Wet Rat

Wet Rat

By Paul Teodo and Tom Myers

The following is an excerpt from the forthcoming novel Cross Fit by Paul Teodo and Tom Myers.

I SPENT THE NEXT COUPLE HOURS REVIEWING HVAC SPECS FOR THE OR WITH MY FACILITIES GUY, Joe Spanski, a bald, thick armed, second generation Pole from a family of Warsaw brick masons. He told me it was impossible. “Boss, it’s cooling, not refrigeration. Them people in there are alive, it ain’t the morgue.”

“That’s what he wants. Fifty-eight degrees.”

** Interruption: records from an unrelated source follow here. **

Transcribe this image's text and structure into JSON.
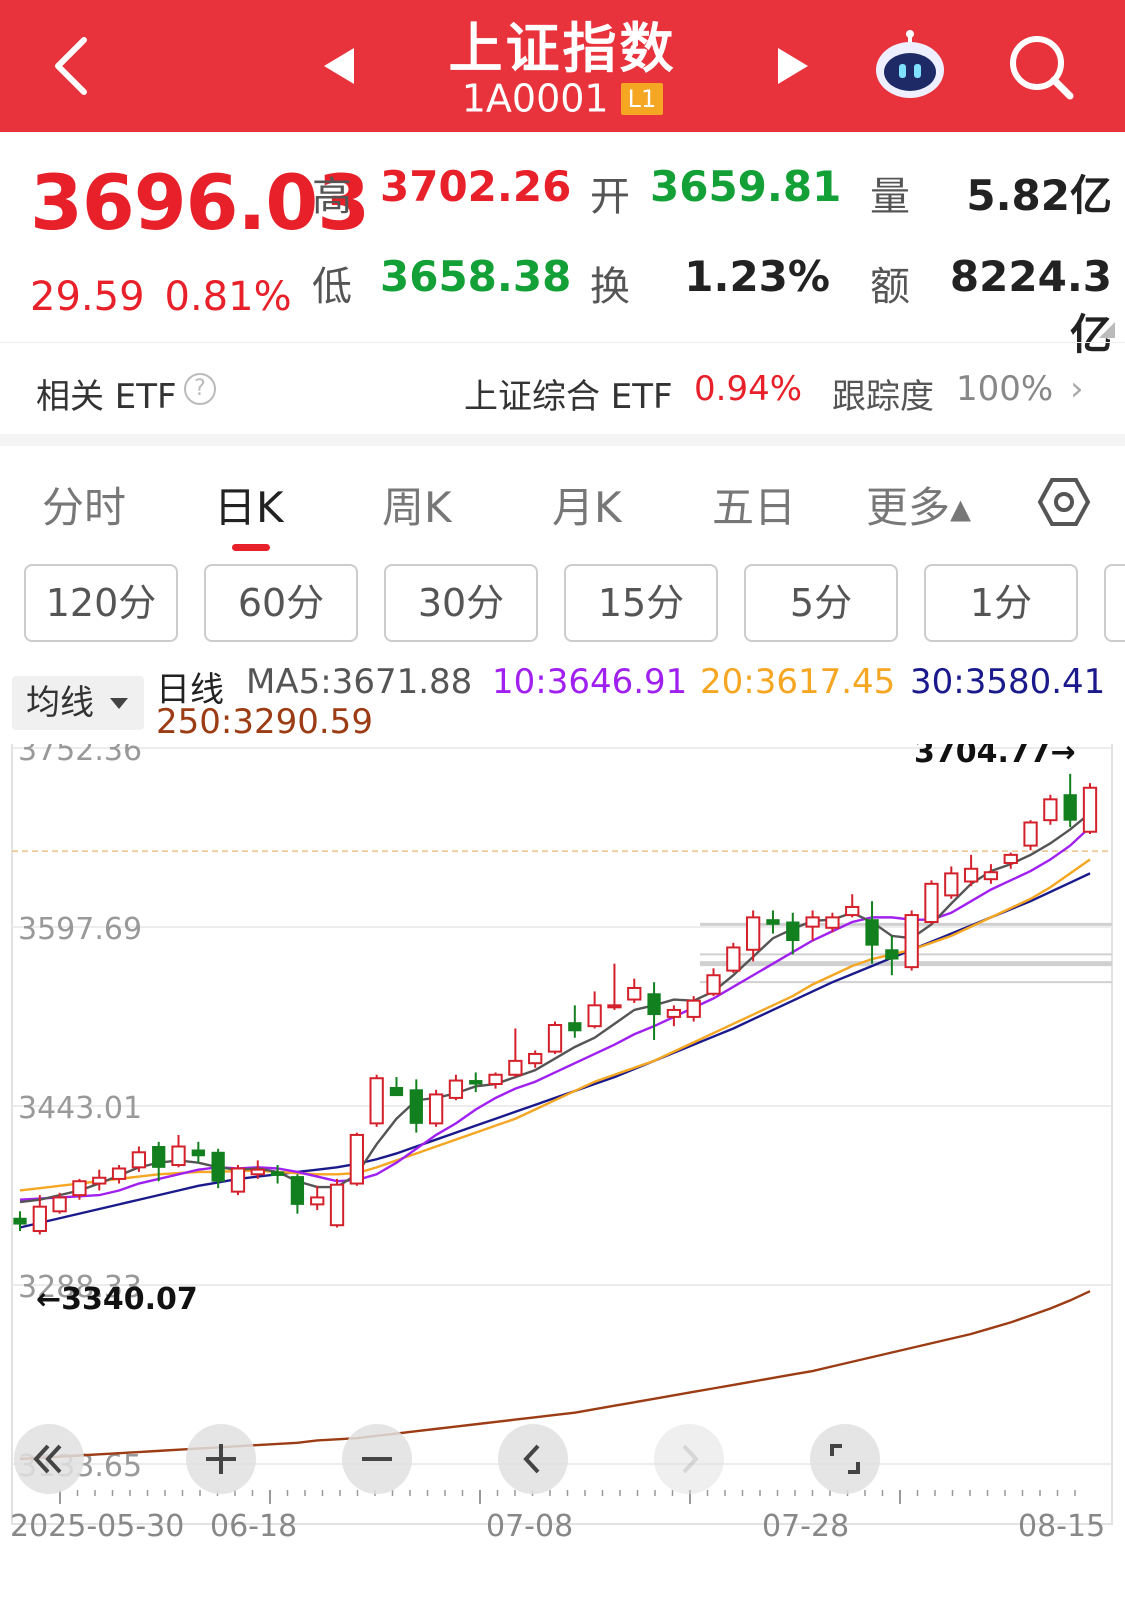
{
  "header": {
    "title": "上证指数",
    "code": "1A0001",
    "level_badge": "L1",
    "icons": [
      "back-chevron-icon",
      "prev-triangle-icon",
      "next-triangle-icon",
      "robot-assistant-icon",
      "search-icon"
    ]
  },
  "quote": {
    "price": "3696.03",
    "change": "29.59",
    "change_pct": "0.81%",
    "high_label": "高",
    "high": "3702.26",
    "low_label": "低",
    "low": "3658.38",
    "open_label": "开",
    "open": "3659.81",
    "turnover_label": "换",
    "turnover": "1.23%",
    "volume_label": "量",
    "volume": "5.82亿",
    "amount_label": "额",
    "amount": "8224.3亿"
  },
  "etf": {
    "label": "相关 ETF",
    "name": "上证综合 ETF",
    "pct": "0.94%",
    "tracking_label": "跟踪度",
    "tracking": "100%"
  },
  "tabs": [
    "分时",
    "日K",
    "周K",
    "月K",
    "五日",
    "更多▴"
  ],
  "active_tab": "日K",
  "periods": [
    "120分",
    "60分",
    "30分",
    "15分",
    "5分",
    "1分"
  ],
  "ma": {
    "selector": "均线",
    "prefix": "日线",
    "ma5": "MA5:3671.88",
    "ma10": "10:3646.91",
    "ma20": "20:3617.45",
    "ma30": "30:3580.41",
    "ma250": "250:3290.59",
    "colors": {
      "ma5": "#555555",
      "ma10": "#a020f0",
      "ma20": "#f5a623",
      "ma30": "#1a1a8c",
      "ma250": "#9c3c14"
    }
  },
  "chart_data": {
    "type": "candlestick",
    "y_ticks": [
      "3752.36",
      "3597.69",
      "3443.01",
      "3288.33",
      "3133.65"
    ],
    "ylim": [
      3133.65,
      3752.36
    ],
    "x_labels": [
      "2025-05-30",
      "06-18",
      "07-08",
      "07-28",
      "08-15"
    ],
    "high_marker": "3704.77→",
    "low_marker": "←3340.07",
    "up_color": "#d4202a",
    "down_color": "#12801e",
    "candles": [
      {
        "o": 3346,
        "h": 3352,
        "l": 3335,
        "c": 3341
      },
      {
        "o": 3335,
        "h": 3366,
        "l": 3332,
        "c": 3356
      },
      {
        "o": 3352,
        "h": 3368,
        "l": 3350,
        "c": 3364
      },
      {
        "o": 3366,
        "h": 3380,
        "l": 3362,
        "c": 3378
      },
      {
        "o": 3376,
        "h": 3388,
        "l": 3370,
        "c": 3381
      },
      {
        "o": 3380,
        "h": 3392,
        "l": 3376,
        "c": 3389
      },
      {
        "o": 3390,
        "h": 3408,
        "l": 3386,
        "c": 3403
      },
      {
        "o": 3408,
        "h": 3412,
        "l": 3378,
        "c": 3390
      },
      {
        "o": 3392,
        "h": 3418,
        "l": 3390,
        "c": 3408
      },
      {
        "o": 3405,
        "h": 3412,
        "l": 3394,
        "c": 3400
      },
      {
        "o": 3403,
        "h": 3406,
        "l": 3372,
        "c": 3378
      },
      {
        "o": 3369,
        "h": 3392,
        "l": 3366,
        "c": 3389
      },
      {
        "o": 3384,
        "h": 3396,
        "l": 3380,
        "c": 3388
      },
      {
        "o": 3386,
        "h": 3392,
        "l": 3376,
        "c": 3383
      },
      {
        "o": 3382,
        "h": 3384,
        "l": 3350,
        "c": 3358
      },
      {
        "o": 3358,
        "h": 3374,
        "l": 3353,
        "c": 3364
      },
      {
        "o": 3340,
        "h": 3380,
        "l": 3338,
        "c": 3375
      },
      {
        "o": 3376,
        "h": 3420,
        "l": 3374,
        "c": 3418
      },
      {
        "o": 3428,
        "h": 3470,
        "l": 3425,
        "c": 3467
      },
      {
        "o": 3459,
        "h": 3468,
        "l": 3452,
        "c": 3452
      },
      {
        "o": 3457,
        "h": 3466,
        "l": 3420,
        "c": 3428
      },
      {
        "o": 3428,
        "h": 3457,
        "l": 3425,
        "c": 3453
      },
      {
        "o": 3450,
        "h": 3470,
        "l": 3448,
        "c": 3465
      },
      {
        "o": 3465,
        "h": 3472,
        "l": 3455,
        "c": 3462
      },
      {
        "o": 3462,
        "h": 3472,
        "l": 3458,
        "c": 3470
      },
      {
        "o": 3470,
        "h": 3510,
        "l": 3468,
        "c": 3482
      },
      {
        "o": 3480,
        "h": 3491,
        "l": 3476,
        "c": 3488
      },
      {
        "o": 3490,
        "h": 3516,
        "l": 3488,
        "c": 3513
      },
      {
        "o": 3515,
        "h": 3530,
        "l": 3502,
        "c": 3508
      },
      {
        "o": 3512,
        "h": 3542,
        "l": 3510,
        "c": 3530
      },
      {
        "o": 3530,
        "h": 3566,
        "l": 3526,
        "c": 3530
      },
      {
        "o": 3535,
        "h": 3553,
        "l": 3532,
        "c": 3545
      },
      {
        "o": 3540,
        "h": 3550,
        "l": 3500,
        "c": 3522
      },
      {
        "o": 3520,
        "h": 3530,
        "l": 3512,
        "c": 3526
      },
      {
        "o": 3520,
        "h": 3538,
        "l": 3516,
        "c": 3534
      },
      {
        "o": 3540,
        "h": 3562,
        "l": 3538,
        "c": 3556
      },
      {
        "o": 3560,
        "h": 3584,
        "l": 3558,
        "c": 3580
      },
      {
        "o": 3578,
        "h": 3612,
        "l": 3568,
        "c": 3606
      },
      {
        "o": 3604,
        "h": 3612,
        "l": 3592,
        "c": 3600
      },
      {
        "o": 3602,
        "h": 3610,
        "l": 3574,
        "c": 3586
      },
      {
        "o": 3598,
        "h": 3612,
        "l": 3586,
        "c": 3606
      },
      {
        "o": 3597,
        "h": 3610,
        "l": 3593,
        "c": 3606
      },
      {
        "o": 3608,
        "h": 3626,
        "l": 3606,
        "c": 3615
      },
      {
        "o": 3604,
        "h": 3620,
        "l": 3566,
        "c": 3582
      },
      {
        "o": 3578,
        "h": 3590,
        "l": 3556,
        "c": 3570
      },
      {
        "o": 3563,
        "h": 3612,
        "l": 3560,
        "c": 3608
      },
      {
        "o": 3602,
        "h": 3638,
        "l": 3600,
        "c": 3635
      },
      {
        "o": 3625,
        "h": 3650,
        "l": 3622,
        "c": 3644
      },
      {
        "o": 3637,
        "h": 3660,
        "l": 3633,
        "c": 3648
      },
      {
        "o": 3639,
        "h": 3652,
        "l": 3635,
        "c": 3645
      },
      {
        "o": 3653,
        "h": 3662,
        "l": 3648,
        "c": 3660
      },
      {
        "o": 3668,
        "h": 3690,
        "l": 3664,
        "c": 3688
      },
      {
        "o": 3690,
        "h": 3712,
        "l": 3686,
        "c": 3708
      },
      {
        "o": 3712,
        "h": 3730,
        "l": 3684,
        "c": 3690
      },
      {
        "o": 3680,
        "h": 3722,
        "l": 3678,
        "c": 3718
      }
    ],
    "ma5": [
      3360,
      3362,
      3366,
      3370,
      3376,
      3383,
      3390,
      3394,
      3396,
      3394,
      3390,
      3388,
      3389,
      3386,
      3378,
      3373,
      3373,
      3384,
      3410,
      3432,
      3448,
      3450,
      3454,
      3460,
      3462,
      3468,
      3474,
      3484,
      3494,
      3502,
      3514,
      3526,
      3530,
      3535,
      3534,
      3542,
      3556,
      3572,
      3588,
      3596,
      3603,
      3604,
      3610,
      3602,
      3590,
      3588,
      3600,
      3618,
      3635,
      3646,
      3652,
      3660,
      3670,
      3682,
      3696
    ],
    "ma10": [
      3362,
      3363,
      3364,
      3365,
      3366,
      3370,
      3376,
      3380,
      3384,
      3388,
      3390,
      3389,
      3390,
      3389,
      3386,
      3382,
      3378,
      3379,
      3384,
      3394,
      3406,
      3418,
      3428,
      3440,
      3450,
      3458,
      3464,
      3472,
      3480,
      3488,
      3496,
      3505,
      3512,
      3520,
      3528,
      3536,
      3546,
      3556,
      3566,
      3576,
      3586,
      3594,
      3602,
      3606,
      3606,
      3604,
      3604,
      3610,
      3620,
      3630,
      3638,
      3646,
      3656,
      3668,
      3684
    ],
    "ma20": [
      3370,
      3372,
      3374,
      3376,
      3378,
      3380,
      3382,
      3384,
      3385,
      3386,
      3386,
      3387,
      3387,
      3386,
      3385,
      3384,
      3384,
      3385,
      3390,
      3396,
      3402,
      3408,
      3414,
      3420,
      3426,
      3432,
      3440,
      3448,
      3456,
      3464,
      3470,
      3476,
      3482,
      3490,
      3498,
      3506,
      3514,
      3522,
      3530,
      3538,
      3548,
      3556,
      3564,
      3570,
      3574,
      3578,
      3584,
      3590,
      3598,
      3606,
      3614,
      3622,
      3632,
      3644,
      3656
    ],
    "ma30": [
      3338,
      3342,
      3346,
      3350,
      3354,
      3358,
      3362,
      3366,
      3370,
      3374,
      3377,
      3380,
      3382,
      3384,
      3386,
      3388,
      3390,
      3393,
      3397,
      3402,
      3408,
      3414,
      3420,
      3426,
      3432,
      3438,
      3444,
      3450,
      3456,
      3462,
      3468,
      3475,
      3482,
      3489,
      3496,
      3503,
      3510,
      3518,
      3526,
      3534,
      3542,
      3550,
      3557,
      3564,
      3571,
      3578,
      3585,
      3592,
      3599,
      3606,
      3613,
      3620,
      3628,
      3636,
      3644
    ],
    "ma250": [
      3138,
      3139,
      3140,
      3141,
      3142,
      3143,
      3144,
      3145,
      3146,
      3147,
      3148,
      3149,
      3150,
      3151,
      3152,
      3154,
      3155,
      3156,
      3158,
      3160,
      3162,
      3164,
      3166,
      3168,
      3170,
      3172,
      3174,
      3176,
      3178,
      3181,
      3184,
      3187,
      3190,
      3193,
      3196,
      3199,
      3202,
      3205,
      3208,
      3211,
      3214,
      3218,
      3222,
      3226,
      3230,
      3234,
      3238,
      3242,
      3246,
      3251,
      3256,
      3262,
      3268,
      3275,
      3283
    ]
  }
}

Spanski gave me a sly look. “Have you seen his wife?”

“Yeah, so what?”

“She looks dead. Maybe he likes ‘em cold.”

She did look dead. “Thanks Joe, so we can’t get any lower than sixty?” I was pretty sure Eriksen liked them cold.

“Right boss, and with that, we’ll have staff half froze.”

Joe lumbered out of my office, tool belt rattling down the hall.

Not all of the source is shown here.